Il fait quoi dans la vie, ce Glenn Miller ?
Je l'ignore, sauf qu'il a dit qu'il passait une nuit à Denver...
et qu'il viendrait après le travail.
J'ignore son métier, mais il travaille dur. Il est presque 21 h.
Ah bon ?
C'est inexcusable !
Il aurait au moins pu téléphoner.
- Sauf s'il a eu un accident. - Appelle-le.
Comment ? Je ne sais pas où il est.
Si je veux aller chasser demain, il faut que je me couche.
Sam passe me prendre aux aurores.
On ne dirait plus qu'il va venir ce soir.
Non ! Et même s'il venait, je refuserais de le voir.
Alors on peut tous aller se coucher ?
Tant pis pour M. Glenn Miller.
Je ne le reverrai jamais !
- Oh, te voilà. - Glenn Miller, fiche le camp.
Mais non. Je suis venu te voir. On a rendez-vous.
Tu vas réveiller tout le quartier.
Comment je fais pour te parler ?
Tais-toi. Je descends.
Ça ne va pas, non, de venir à cette heure ?
J'ai dit : après le travail. Je joue dans un orchestre.
- J'ai fait aussi vite que possible. - Chut ! Tais-toi.
Tu n'as pas changé du tout, dis-moi, Helen ?
Aussi fougueuse qu'avant, et aussi jolie !
Je dois être belle en kimono et avec des bigoudis !
Ah, ce sont des bigoudis. Allez, assieds-toi.
- Il fait froid ! - Oh, allez. C'est une belle nuit.
Mince.
Là. Oh, je t'ai apporté un cadeau pour ton anniversaire.
Mon anniversaire ? Mais il est en novembre.
C'est pour celui d'avant.
Comme elles sont belles ! Mais je ne peux pas accepter.
Pourquoi ? Elles ne sont pas vraies. J'aimerais bien.
Je les ai achetées à Los Angeles à un prêt...
Je t'en offrirai des vraies un jour.
Franchement.
Deux ans sans un mot, puis un présent comme celui-là.
Avec certaines personnes, pas besoin d'écrire. On sait.
- Je savais que tu serais là. - Ah bon ?
Bien sûr. Je savais que tu serais la même.
Tu croyais que j'allais passer mon temps à t'attendre ?
"Comment va ma chérie ?" Eh bien, tu t'es trompé !
Je suis fiancée à Ed Healey depuis presque un an.
Tu n'as jamais pensé que ça pourrait m'être égal de ne jamais te revoir ?
Non, jamais.
Jamais. Jamais.
Pourquoi je n'arrive pas à rester en colère contre toi ?

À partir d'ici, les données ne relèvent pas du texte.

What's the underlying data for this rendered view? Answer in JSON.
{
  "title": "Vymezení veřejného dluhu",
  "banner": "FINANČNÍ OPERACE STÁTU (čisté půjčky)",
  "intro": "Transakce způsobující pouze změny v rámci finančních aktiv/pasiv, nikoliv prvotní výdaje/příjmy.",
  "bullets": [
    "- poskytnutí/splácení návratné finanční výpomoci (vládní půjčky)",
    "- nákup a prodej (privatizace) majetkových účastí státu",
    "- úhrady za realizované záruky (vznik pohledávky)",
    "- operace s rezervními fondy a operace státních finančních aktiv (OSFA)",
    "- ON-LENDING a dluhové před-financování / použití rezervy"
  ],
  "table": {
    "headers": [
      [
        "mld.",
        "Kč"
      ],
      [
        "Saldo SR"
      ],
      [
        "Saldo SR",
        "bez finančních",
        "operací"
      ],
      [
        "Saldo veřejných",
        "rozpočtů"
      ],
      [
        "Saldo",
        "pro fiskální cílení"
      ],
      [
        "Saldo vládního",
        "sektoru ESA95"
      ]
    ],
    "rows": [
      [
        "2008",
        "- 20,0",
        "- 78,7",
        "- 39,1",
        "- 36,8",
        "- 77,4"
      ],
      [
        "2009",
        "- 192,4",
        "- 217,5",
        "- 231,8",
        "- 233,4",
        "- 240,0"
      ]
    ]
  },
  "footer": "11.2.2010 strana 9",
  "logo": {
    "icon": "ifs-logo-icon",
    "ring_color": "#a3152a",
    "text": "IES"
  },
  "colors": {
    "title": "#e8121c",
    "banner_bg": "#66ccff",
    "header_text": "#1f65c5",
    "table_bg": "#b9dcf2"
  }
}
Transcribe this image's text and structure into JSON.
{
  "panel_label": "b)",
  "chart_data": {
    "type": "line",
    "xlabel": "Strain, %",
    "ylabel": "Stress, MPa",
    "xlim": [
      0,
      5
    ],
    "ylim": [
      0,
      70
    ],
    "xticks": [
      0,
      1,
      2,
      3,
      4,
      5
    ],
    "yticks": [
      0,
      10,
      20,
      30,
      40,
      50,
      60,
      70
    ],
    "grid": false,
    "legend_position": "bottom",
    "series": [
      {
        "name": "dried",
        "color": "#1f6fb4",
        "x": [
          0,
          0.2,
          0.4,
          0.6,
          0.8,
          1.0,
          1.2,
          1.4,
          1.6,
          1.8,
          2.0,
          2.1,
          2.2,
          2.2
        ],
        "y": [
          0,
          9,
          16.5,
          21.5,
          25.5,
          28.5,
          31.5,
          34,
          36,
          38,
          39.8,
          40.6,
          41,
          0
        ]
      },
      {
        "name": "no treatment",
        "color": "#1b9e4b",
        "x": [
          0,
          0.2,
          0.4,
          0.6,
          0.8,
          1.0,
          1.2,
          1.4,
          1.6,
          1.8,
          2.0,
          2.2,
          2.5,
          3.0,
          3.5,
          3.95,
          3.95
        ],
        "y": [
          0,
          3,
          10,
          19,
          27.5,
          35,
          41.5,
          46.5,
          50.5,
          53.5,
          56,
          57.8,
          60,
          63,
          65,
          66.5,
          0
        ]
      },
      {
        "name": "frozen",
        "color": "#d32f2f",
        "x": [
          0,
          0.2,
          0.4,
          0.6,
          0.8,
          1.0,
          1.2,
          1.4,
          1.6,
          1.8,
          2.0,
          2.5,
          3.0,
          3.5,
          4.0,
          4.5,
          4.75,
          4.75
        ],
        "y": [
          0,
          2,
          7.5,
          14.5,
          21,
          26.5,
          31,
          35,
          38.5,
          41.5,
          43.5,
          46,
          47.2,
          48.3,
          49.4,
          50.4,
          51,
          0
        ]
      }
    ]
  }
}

Je ne sais pas, mais tu m'as fait peur.
Franchement ! Sais tu que...
si tu étais qui que ce soit d'autre, je ne te reparlerais jamais ?
Regarde-moi. Assise ici en kimono et mes cheveux tout...
- Ah ces bigoudis. - Affreux, n'est-ce pas ?
Écoute, Helen. J'ai une idée.
Accompagne-moi à Fort Morgan. Je vais te présenter à mes parents.
- Maintenant ? - Oui.
Tu sais que les gens dorment entre 3 et 6 h du matin ?
Ils vont t'adorer. Ils sont impatients de te rencontrer.
- Ils nous serviront le petit déjeuner. - Comment on y va ?
- Je vais trouver un taxi. - Un taxi à Fort Morgan ?
- Oui. - Tu es d'une extravagance inouïe.